The 33-year-old became England's highest run scorer in Tests, and the fifth highest of all time, when he drove Pakistan seamer Aamer Jamal for a straight boundary to reach 71.
At the interval, Root was unbeaten on 72 having faced 118 deliveries while Ben Duckett was on a rapid 80 off just 67 balls.
Left-hander Duckett was showing no ill-effects from the thumb he dislocated in taking a catch on Tuesday that had forced him to come in at number four instead of opening the batting.
England, who rattled along and scored 136 off 25 overs in the session for just the loss of Zak Crawley, who made 78, trail by 324 with eight wickets in hand after Pakistan made 556 in their first innings.

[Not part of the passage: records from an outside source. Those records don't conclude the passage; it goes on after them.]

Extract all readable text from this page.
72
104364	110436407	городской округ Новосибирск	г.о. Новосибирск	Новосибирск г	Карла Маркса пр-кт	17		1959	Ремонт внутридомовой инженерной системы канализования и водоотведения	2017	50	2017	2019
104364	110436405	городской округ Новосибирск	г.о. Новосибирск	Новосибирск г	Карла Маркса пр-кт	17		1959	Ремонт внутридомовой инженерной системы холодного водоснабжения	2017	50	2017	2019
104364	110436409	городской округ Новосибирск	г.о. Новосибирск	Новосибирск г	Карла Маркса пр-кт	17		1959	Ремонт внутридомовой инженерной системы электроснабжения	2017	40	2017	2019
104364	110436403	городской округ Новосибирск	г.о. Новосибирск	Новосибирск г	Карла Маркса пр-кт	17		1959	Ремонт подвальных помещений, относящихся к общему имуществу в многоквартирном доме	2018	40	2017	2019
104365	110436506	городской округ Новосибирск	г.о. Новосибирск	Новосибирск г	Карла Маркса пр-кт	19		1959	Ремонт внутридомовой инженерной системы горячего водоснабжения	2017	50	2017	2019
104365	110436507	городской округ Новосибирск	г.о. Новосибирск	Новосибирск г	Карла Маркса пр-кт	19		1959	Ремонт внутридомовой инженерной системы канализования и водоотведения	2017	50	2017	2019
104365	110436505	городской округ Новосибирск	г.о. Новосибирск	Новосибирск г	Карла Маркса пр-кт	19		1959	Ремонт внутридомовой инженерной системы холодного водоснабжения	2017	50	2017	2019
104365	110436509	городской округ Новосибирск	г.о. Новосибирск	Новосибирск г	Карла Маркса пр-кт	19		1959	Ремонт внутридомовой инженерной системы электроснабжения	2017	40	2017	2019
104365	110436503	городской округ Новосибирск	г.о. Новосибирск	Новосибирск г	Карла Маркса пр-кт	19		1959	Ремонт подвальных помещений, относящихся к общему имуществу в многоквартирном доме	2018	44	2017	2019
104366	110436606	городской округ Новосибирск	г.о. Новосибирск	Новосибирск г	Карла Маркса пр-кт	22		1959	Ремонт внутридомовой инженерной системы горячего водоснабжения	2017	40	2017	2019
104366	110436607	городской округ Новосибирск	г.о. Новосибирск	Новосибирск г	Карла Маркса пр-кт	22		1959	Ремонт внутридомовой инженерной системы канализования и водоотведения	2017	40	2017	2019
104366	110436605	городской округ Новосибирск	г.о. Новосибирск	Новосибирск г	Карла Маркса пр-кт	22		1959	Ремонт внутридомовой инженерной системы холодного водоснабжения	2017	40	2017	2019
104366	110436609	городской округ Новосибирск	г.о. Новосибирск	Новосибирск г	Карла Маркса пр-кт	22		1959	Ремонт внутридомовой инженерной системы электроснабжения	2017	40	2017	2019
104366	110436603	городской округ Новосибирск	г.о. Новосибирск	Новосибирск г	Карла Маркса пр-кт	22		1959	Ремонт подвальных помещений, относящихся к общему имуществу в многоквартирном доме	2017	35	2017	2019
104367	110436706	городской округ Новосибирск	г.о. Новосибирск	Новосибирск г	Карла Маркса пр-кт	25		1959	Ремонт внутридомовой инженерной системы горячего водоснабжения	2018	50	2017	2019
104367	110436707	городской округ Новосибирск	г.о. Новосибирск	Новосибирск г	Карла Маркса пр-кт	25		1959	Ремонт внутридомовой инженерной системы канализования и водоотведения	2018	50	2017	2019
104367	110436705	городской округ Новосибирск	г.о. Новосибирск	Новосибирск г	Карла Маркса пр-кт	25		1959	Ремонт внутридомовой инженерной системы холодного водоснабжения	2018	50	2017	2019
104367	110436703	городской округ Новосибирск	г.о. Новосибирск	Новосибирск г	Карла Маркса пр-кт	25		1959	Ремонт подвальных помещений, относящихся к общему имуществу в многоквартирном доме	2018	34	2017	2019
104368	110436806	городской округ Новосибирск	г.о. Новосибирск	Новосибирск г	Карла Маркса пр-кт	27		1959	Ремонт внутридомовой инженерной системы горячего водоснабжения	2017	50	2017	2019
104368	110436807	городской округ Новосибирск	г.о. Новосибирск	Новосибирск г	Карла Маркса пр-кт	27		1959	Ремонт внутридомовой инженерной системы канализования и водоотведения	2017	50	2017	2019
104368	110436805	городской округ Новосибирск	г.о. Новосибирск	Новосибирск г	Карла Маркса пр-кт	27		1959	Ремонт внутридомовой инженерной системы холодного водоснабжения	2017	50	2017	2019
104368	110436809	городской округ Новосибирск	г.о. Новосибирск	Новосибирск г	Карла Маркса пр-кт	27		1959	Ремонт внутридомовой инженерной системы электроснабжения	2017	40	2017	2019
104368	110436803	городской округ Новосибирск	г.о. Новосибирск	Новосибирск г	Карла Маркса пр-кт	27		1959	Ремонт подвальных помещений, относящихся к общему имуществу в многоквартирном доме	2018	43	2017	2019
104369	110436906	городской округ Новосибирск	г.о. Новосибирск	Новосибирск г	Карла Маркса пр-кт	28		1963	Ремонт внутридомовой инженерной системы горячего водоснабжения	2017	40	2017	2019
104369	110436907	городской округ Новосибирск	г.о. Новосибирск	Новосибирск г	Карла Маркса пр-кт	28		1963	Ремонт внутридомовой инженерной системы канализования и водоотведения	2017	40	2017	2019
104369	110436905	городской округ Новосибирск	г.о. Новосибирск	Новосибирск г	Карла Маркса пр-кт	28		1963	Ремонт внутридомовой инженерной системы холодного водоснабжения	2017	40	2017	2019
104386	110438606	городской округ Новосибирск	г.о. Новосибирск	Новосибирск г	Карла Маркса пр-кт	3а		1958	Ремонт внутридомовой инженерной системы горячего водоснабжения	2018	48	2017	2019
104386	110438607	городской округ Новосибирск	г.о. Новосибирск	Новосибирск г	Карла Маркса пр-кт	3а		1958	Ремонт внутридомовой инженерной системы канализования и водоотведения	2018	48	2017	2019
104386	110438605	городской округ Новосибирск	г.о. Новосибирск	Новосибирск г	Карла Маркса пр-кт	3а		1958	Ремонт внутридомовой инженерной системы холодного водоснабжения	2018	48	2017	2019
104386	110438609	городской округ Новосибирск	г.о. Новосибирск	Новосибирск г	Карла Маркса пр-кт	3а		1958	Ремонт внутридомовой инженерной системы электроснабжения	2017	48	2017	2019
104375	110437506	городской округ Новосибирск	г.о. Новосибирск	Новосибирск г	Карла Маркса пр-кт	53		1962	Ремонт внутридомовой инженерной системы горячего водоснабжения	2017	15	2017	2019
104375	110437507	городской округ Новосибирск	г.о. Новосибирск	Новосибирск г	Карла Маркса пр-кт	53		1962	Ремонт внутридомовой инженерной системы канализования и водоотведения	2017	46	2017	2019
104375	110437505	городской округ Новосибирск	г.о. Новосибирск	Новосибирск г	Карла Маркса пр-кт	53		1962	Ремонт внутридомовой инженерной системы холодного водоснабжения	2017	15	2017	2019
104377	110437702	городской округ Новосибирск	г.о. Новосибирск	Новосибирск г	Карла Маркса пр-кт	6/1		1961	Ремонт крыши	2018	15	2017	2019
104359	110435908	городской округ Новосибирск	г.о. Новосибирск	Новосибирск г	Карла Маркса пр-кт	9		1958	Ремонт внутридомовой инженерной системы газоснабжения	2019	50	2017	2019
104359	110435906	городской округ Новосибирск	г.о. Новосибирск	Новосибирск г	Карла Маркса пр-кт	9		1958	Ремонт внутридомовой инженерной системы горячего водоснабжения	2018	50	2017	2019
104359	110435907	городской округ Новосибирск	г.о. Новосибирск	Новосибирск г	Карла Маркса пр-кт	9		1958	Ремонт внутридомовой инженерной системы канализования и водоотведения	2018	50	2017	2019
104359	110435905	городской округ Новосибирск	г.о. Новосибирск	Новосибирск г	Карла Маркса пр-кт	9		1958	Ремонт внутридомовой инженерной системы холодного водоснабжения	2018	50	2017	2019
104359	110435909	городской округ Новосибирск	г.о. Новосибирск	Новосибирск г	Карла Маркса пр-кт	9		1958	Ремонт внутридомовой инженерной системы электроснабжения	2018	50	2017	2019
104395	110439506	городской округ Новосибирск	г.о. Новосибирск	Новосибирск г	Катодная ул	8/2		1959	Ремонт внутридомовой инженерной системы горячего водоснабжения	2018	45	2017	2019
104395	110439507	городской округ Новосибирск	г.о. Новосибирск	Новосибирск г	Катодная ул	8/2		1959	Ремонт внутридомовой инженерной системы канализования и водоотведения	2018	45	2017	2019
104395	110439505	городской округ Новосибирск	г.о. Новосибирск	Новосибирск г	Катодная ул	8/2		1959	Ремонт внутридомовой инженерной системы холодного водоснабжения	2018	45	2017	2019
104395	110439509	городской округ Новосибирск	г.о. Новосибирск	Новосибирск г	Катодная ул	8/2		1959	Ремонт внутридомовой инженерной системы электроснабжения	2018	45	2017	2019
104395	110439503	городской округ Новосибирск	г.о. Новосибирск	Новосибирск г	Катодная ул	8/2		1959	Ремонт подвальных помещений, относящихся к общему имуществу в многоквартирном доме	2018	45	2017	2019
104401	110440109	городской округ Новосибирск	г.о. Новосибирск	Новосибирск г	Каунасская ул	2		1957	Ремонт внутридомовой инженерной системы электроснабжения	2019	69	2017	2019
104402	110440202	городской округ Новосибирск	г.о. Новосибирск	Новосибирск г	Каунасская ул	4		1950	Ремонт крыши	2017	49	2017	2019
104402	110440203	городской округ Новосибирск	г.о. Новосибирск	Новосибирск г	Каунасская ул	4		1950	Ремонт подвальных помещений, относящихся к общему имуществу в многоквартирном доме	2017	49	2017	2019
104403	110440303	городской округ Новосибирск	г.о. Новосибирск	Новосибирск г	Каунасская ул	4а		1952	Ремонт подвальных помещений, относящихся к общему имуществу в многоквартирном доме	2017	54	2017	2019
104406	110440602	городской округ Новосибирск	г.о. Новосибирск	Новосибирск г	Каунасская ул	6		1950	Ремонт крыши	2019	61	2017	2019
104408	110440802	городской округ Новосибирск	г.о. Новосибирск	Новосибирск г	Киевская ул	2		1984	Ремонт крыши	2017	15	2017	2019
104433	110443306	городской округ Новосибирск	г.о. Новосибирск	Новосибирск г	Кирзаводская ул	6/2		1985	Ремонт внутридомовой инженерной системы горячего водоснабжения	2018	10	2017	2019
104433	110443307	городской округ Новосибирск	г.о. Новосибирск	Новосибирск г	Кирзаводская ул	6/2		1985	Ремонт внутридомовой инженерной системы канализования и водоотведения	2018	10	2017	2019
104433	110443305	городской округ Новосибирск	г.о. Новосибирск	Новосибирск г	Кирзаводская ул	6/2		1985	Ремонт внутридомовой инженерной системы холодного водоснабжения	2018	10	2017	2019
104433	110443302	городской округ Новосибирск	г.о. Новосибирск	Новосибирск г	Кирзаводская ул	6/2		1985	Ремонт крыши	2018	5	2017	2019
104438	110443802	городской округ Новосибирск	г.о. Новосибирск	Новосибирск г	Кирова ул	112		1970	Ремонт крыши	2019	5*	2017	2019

It was a day to remember for Root, who took 268 innings and 147 Tests to go past his former captain Cook's total of 12,472 runs from 161 Tests in a glorious career that ended in 2018.
Root has so far knocked five fours and Duckett has found the boundary 11 times in an unbroken stand of 119, while Pakistan wasted two of their three reviews as they searched for a third wicket.
Root also added 109 for the second wicket with Crawley, who hit 13 fours in an 85-ball stay but departed early on the third morning.
In the fourth over he failed to keep a flick down off pace bowler Shaheen Shah Afridi and was caught at the second attempt by Jamal at mid-wicket.
Duckett started with trademark aggression, taking five boundaries off spinner Abrar Ahmed and completing his 10th Test half-century off just 45 balls.
It enabled Root to accumulate steadily at the other end as he brought up his 65th Test fifty off 76 balls before being applauded by a handful of England fans and teammates in the dressing room when he broke Cook's record.
Root, who made his Test debut in 2012, went to the lunch interval with the new record standing at 12,474 runs and counting.
The all-time list is headed by India's Sachin Tendulkar with 15,921 from 200 matches.